You’re sitting in one of your exam rooms, in front of the computer screen (we all stare at those things for far too long, every day!). Your patient’s hemoglobin A1c (HbA1c) is 5.0%, yet her fasting plasma glucose is 108 mg/dL. Or the reverse – the HbA1c is 6.0%, but the fasting plasma glucose (FPG) is 95. So, does this patient have diabetes? What would you advise her?
For many years, the sole test for diagnosing diabetes mellitus (DM) that was practical and recommended was an FPG. There’s the oral glucose tolerance test (OGTT), but this is expensive, cumbersome, and thus, used only for those testing for gestational diabetes, or for research purposes.
The main drawback, was, and is, that the patient had to have obtained this after an overnight fast. HbA1c had been recommended only to gauge the level of glycemic control once a diagnosis of diabetes had been made, but was not yet ready for prime time, so to speak, for diagnosis. That changed in 2009, when the A1c was standardized globally. From that point forward, an A1c of 6.5 or higher could make the diagnosis of DM.
The question is: should clinicians use one test or the other only? You could certainly make a very persuasive argument for the A1c, as the patient does not have to fast. There is less biologic variability with this test than with the FPG.
Countering this is the observation that the A1c identifies fewer individuals with diabetes than either the FPG or the 2-hour OGTT.1-4 Interestingly, a study of adults in the US without diabetes, those with an FPG > 126 mg/dL but with an A1c diagnostic of DM was 0.5%. Those with an FPG indicating DM, but with a non-DM A1c was 1.8%; those with both tests diagnostic of DM was only 1.8%.1
So, what’s a clinician to do?

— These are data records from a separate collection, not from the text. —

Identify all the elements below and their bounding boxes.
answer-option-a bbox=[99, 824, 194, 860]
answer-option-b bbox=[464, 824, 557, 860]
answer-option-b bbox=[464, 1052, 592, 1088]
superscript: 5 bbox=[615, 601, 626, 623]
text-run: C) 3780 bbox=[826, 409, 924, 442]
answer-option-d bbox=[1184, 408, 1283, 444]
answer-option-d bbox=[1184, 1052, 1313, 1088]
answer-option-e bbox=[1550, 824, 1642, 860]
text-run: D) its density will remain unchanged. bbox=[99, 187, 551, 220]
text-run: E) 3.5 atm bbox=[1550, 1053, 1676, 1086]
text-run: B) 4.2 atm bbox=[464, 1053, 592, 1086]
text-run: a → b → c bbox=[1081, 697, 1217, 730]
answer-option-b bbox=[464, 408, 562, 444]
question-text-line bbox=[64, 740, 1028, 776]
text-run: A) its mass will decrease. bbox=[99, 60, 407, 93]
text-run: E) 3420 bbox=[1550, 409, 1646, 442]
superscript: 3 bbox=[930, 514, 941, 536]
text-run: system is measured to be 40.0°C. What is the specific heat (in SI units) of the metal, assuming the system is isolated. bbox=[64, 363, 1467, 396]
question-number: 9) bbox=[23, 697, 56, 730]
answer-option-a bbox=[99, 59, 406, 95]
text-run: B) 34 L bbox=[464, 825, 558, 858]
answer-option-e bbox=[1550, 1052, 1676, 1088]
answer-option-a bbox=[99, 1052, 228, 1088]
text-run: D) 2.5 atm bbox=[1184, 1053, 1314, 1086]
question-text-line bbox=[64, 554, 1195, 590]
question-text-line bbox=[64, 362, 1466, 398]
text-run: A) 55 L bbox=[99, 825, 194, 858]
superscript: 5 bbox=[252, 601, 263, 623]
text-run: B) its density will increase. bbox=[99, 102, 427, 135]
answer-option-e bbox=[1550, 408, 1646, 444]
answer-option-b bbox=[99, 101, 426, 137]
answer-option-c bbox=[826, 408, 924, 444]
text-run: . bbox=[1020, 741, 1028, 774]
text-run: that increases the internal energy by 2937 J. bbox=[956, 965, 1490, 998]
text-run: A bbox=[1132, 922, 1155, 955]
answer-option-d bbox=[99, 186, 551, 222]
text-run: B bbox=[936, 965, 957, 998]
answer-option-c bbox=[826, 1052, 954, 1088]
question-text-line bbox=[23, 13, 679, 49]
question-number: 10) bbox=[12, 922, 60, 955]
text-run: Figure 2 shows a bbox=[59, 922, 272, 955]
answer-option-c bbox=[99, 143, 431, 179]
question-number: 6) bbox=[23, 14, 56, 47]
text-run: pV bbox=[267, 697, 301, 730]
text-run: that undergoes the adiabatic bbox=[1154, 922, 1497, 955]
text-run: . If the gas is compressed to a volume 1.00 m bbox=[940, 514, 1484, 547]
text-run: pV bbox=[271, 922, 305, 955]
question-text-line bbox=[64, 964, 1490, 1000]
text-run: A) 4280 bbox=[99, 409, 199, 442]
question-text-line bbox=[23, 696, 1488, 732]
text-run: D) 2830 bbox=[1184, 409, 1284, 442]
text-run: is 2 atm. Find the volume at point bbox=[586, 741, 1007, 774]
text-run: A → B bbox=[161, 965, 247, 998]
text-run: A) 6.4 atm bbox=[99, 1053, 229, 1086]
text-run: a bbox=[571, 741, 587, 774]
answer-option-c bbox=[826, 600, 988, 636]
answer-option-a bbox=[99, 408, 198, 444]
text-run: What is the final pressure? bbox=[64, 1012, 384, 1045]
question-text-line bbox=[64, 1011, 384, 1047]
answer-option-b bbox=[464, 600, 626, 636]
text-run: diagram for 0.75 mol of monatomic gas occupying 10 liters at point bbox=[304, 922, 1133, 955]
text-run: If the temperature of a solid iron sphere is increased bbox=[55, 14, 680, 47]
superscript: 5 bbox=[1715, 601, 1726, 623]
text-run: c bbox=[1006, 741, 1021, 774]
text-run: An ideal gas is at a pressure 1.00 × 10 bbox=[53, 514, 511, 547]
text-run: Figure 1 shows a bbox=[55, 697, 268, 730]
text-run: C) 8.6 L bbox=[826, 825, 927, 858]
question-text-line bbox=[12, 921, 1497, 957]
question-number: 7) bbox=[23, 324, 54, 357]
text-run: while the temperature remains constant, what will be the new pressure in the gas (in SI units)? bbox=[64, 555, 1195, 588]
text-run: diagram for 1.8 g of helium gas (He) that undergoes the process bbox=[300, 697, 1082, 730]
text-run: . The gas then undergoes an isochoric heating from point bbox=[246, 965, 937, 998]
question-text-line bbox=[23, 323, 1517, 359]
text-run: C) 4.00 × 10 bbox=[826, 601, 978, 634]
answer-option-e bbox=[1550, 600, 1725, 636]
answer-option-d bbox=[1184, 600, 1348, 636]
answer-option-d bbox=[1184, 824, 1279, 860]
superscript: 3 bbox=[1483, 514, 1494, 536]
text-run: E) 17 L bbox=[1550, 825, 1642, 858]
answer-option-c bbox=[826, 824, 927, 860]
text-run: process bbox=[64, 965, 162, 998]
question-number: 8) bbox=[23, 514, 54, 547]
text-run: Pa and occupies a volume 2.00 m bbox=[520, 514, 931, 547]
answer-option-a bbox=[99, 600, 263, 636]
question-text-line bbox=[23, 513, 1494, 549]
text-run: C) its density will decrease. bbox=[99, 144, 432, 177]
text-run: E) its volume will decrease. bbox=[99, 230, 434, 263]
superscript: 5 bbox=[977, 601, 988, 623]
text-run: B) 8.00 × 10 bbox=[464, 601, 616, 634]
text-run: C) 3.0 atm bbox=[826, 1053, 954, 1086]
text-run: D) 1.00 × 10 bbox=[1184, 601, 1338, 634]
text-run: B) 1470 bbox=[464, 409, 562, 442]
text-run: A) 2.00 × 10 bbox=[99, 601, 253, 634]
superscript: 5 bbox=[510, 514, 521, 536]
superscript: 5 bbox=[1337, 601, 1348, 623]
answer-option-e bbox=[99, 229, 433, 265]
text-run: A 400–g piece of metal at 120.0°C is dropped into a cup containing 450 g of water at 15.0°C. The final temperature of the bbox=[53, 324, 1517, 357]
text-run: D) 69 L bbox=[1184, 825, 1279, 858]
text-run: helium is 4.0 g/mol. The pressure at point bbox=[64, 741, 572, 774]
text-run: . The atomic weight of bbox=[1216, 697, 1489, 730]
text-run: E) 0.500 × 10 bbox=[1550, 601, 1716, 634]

Several, including Silvio Inzucchi, MD, have suggested checking both A1c and FPG “either simultaneously or in sequence, a strategy that might be considered for patients at highest risk.”5
You may be further asking, “What if my patient gets both tests, and they are discordant?” Here, the waters are no less murky. The American Diabetes Association does recommend repeating the abnormal test only, and if the abnormal value is confirmed, to let that determine the diagnosis. This approach could be reasonable if the other lab is close to, but not abnormal.
If there’s a wider gap between the two tests, (for instance, if the A1c is 6.3% and the FPG is 90), expert opinion suggests repeating both.
Please share any thoughts and experiences with diagnostic testing - dilemmas, questions, puzzles, or your own approach to what tests you order, and when.
1. Carson AP, et al. Comparison of A1C and fasting glucose criteria to diagnose diabetes among U.S. adults. Diabetes Care. 2010;33:95-97.
2. Lipska KJ, et al. Identifying dysglycemic states in older adults: implications of the emerging use of hemoglobin A1c. J Clin Endocrinol Metab. 2010;95:5289-5295.
3. Jorgensen ME, et al. New diagnostic criteria for diabetes: is the change from glucose to HbA1c possible in all populations? J Clin Endocrinol Metab. 2010;95:E333-E336.
4. Olson DE, et al. Screening for diabetes and pre-diabetes with proposed A1C-based diagnostic criteria. Diabetes Care. 2010;33:2184-2189.
5. Inzucchi SE. Diagnosis of diabetes. N Engl J Med. 2012; 367:542-550.